The summit plateau is L-shaped, incised in the middle by Rawthey Gill, and measures some 4 km from end to end. The rock of the plateau is millstone grit, with sandstone and limestone on the flanks, and the Dent Fault ends on the western slope. The highest point at Tarn Rigg Hill (678 m) is in enclosed ground (now with open access), but the trig point on Knoutberry Haw is only two metres lower and provides excellent views of the Three Peaks, the Howgill Fells, the Lake District and surrounding countryside as far as Blackpool Tower on a clear day. Better views down Wensleydale and the Eden valley may be obtained from Grisedale Pike, a slight projection on the eastern flank of Baugh Fell just over a mile from the summit.

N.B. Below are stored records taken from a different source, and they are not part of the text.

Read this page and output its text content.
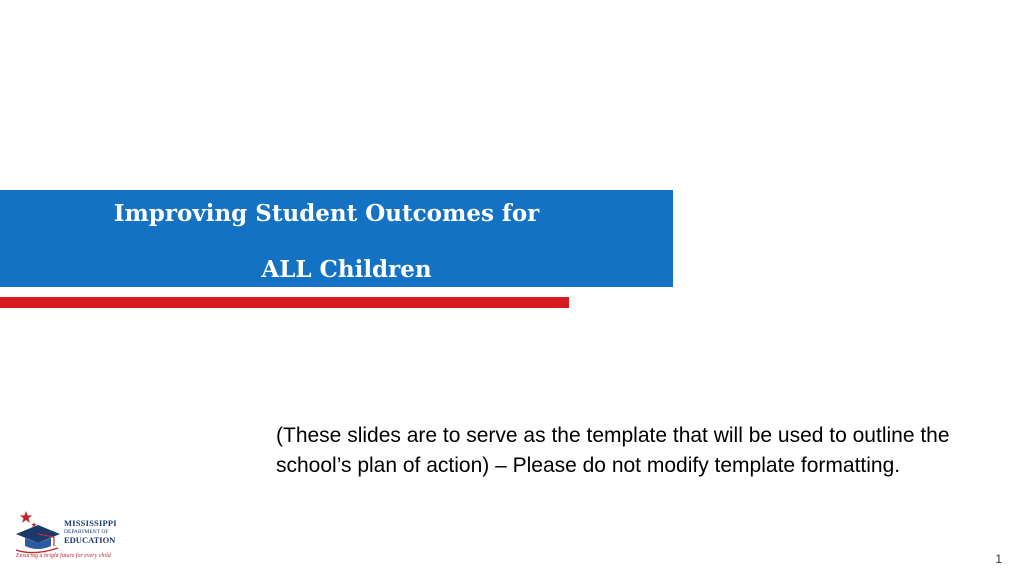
Improving Student Outcomes for
ALL Children
(These slides are to serve as the template that will be used to outline the school’s plan of action) – Please do not modify template formatting.
MISSISSIPPI
DEPARTMENT OF
EDUCATION
Ensuring a bright future for every child	1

There are five small lakes or tarns, called the East Tarns, grouped together on the eastern part of the plateau just to the north of the summit of Tarn Rigg Hill. The West Tarn, meanwhile, lies at the north-western end of the summit plateau at , and is difficult to find on the almost flat top because it nestles in a slight hollow, even though it can be seen from the trig point. It may be located from the latter by following the western rim of the plateau, overlooking Sedbergh, until two cairns point the way to the tarn.

==Access and routes==
Although there are no public rights of way to the summit of Baugh Fell, most of the fell is uncultivated moorland and as such is designated as access land under the Countryside and Rights of Way Act 2000, allowing walkers freedom to roam. There are several bridleways giving access to the open fell from the Rawthey valley to the west, while a public footpath from Uldale to Grisedale forms the northern limit of Baugh Fell. There is also open access from Garsdale Foot and West Hind Keld on the south-western slopes, from Grisedale on the north-eastern slopes, and from parts of Fell End on the north-western slopes. There is no public access from Garsdale, though some landowners might allow walkers to pass through cultivated land with permission. From the east the Grisedale road give access to the moor near Riggs giving an easy to follow route up to the trig point by simply following the wall. Once on the open fell there are no established routes to the summit, since the slopes are mostly gentle. Baugh Fell does not share the popularity of the nearby Lake District or the Yorkshire Three Peaks, and even on bank holiday weekends it is mostly unfrequented.